The car has 24 cameras onboard, all provided by Stemmer Imaging. In addition, the team conducted tests offline with a high-speed camera from Optronis, also supplied by Stemmer Imaging, to gather information about how the vehicle’s rocket plume will ignite.

‘That’s very important,’ commented Mark Williamson, director of corporate market development at Stemmer Imaging. ‘The way the rocket ignites gives a clear indication of how the propulsion unit and engine management system is operating.’ How the rocket ignites will give different inertias and different forces, so it’s vital the team understand this. The Optronis camera can reach 5,000 fps.

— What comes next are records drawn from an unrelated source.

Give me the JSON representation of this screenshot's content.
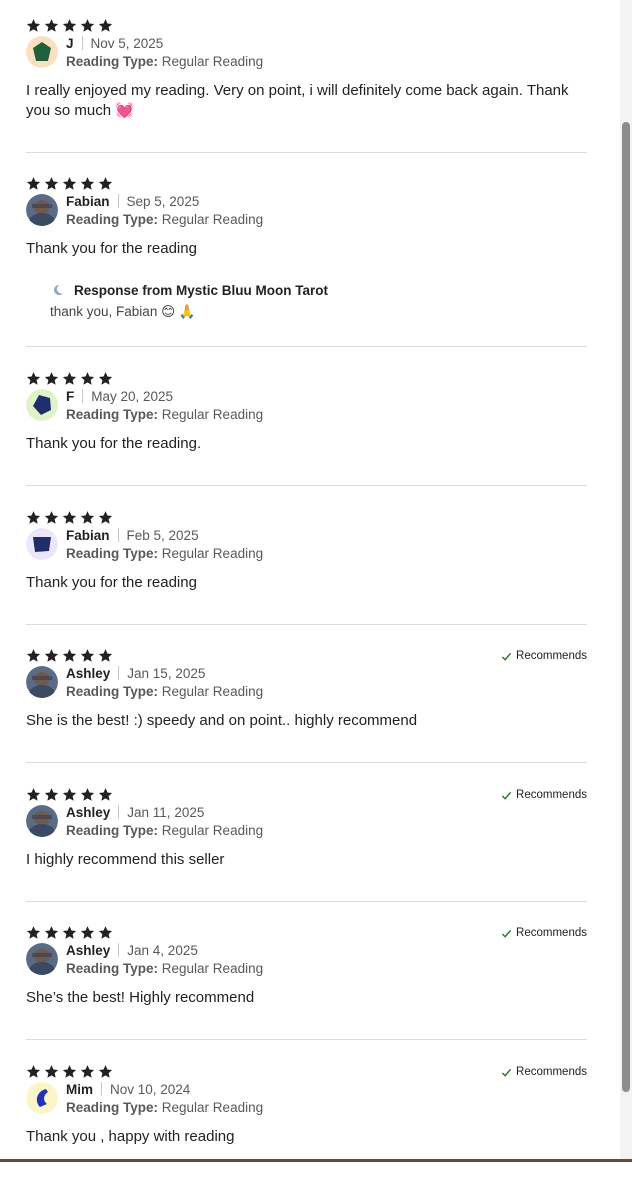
{
  "reviews": [
    {
      "rating": 5,
      "name": "J",
      "date": "Nov 5, 2025",
      "type_label": "Reading Type:",
      "type_value": "Regular Reading",
      "text": "I really enjoyed my reading. Very on point, i will definitely come back again. Thank you so much 💓",
      "recommends": "",
      "avatar": "green-pentagon-avatar"
    },
    {
      "rating": 5,
      "name": "Fabian",
      "date": "Sep 5, 2025",
      "type_label": "Reading Type:",
      "type_value": "Regular Reading",
      "text": "Thank you for the reading",
      "recommends": "",
      "avatar": "photo-avatar",
      "response": {
        "header": "Response from Mystic Bluu Moon Tarot",
        "text": "thank you, Fabian 😊 🙏",
        "icon": "moon-icon"
      }
    },
    {
      "rating": 5,
      "name": "F",
      "date": "May 20, 2025",
      "type_label": "Reading Type:",
      "type_value": "Regular Reading",
      "text": "Thank you for the reading.",
      "recommends": "",
      "avatar": "navy-pentagon-avatar"
    },
    {
      "rating": 5,
      "name": "Fabian",
      "date": "Feb 5, 2025",
      "type_label": "Reading Type:",
      "type_value": "Regular Reading",
      "text": "Thank you for the reading",
      "recommends": "",
      "avatar": "navy-trapezoid-avatar"
    },
    {
      "rating": 5,
      "name": "Ashley",
      "date": "Jan 15, 2025",
      "type_label": "Reading Type:",
      "type_value": "Regular Reading",
      "text": "She is the best! :) speedy and on point.. highly recommend",
      "recommends": "Recommends",
      "avatar": "photo-avatar"
    },
    {
      "rating": 5,
      "name": "Ashley",
      "date": "Jan 11, 2025",
      "type_label": "Reading Type:",
      "type_value": "Regular Reading",
      "text": "I highly recommend this seller",
      "recommends": "Recommends",
      "avatar": "photo-avatar"
    },
    {
      "rating": 5,
      "name": "Ashley",
      "date": "Jan 4, 2025",
      "type_label": "Reading Type:",
      "type_value": "Regular Reading",
      "text": "She’s the best! Highly recommend",
      "recommends": "Recommends",
      "avatar": "photo-avatar"
    },
    {
      "rating": 5,
      "name": "Mim",
      "date": "Nov 10, 2024",
      "type_label": "Reading Type:",
      "type_value": "Regular Reading",
      "text": "Thank you , happy with reading",
      "recommends": "Recommends",
      "avatar": "blue-crescent-avatar"
    }
  ],
  "colors": {
    "star": "#222222",
    "divider": "#dcdcdc",
    "check": "#2d7a2d",
    "bottom_bar": "#6b4b3e"
  }
}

The onboard cameras range in speed, but the camera monitoring the wheel-to-ground interface has one of the faster frame rates, according to Williamson. This will look at the vibration during the initial runs, to make sure there are no oscillations or instability.

When the vehicle starts to do its land speed record runs, there will always be three critical cameras constantly recording. Then the team can choose to record 12 cameras out of the 24 at any one time.

‘Because the car aims to reach 1,000 mph, the imaging needs to be fast, otherwise you’re just going to get unusable image data,’ said Williamson. The cameras will run up to 500 fps, with windowing to a certain region of interest, but – with up to 12 cameras running – it’s quite an impressive system, Williamson commented.

‘Most high-speed systems are just one camera,’ he said, ‘but these are all high-speed cameras all synchronised together, all time stamped back into the engine management system, so that when anything happens they can directly cross correlate recorded events with other sensors in the engine management system.’

The system uses highly optimised graphics processors to do the image compression, with an option to move to an FPGA if the bandwidth exceeds a certain level.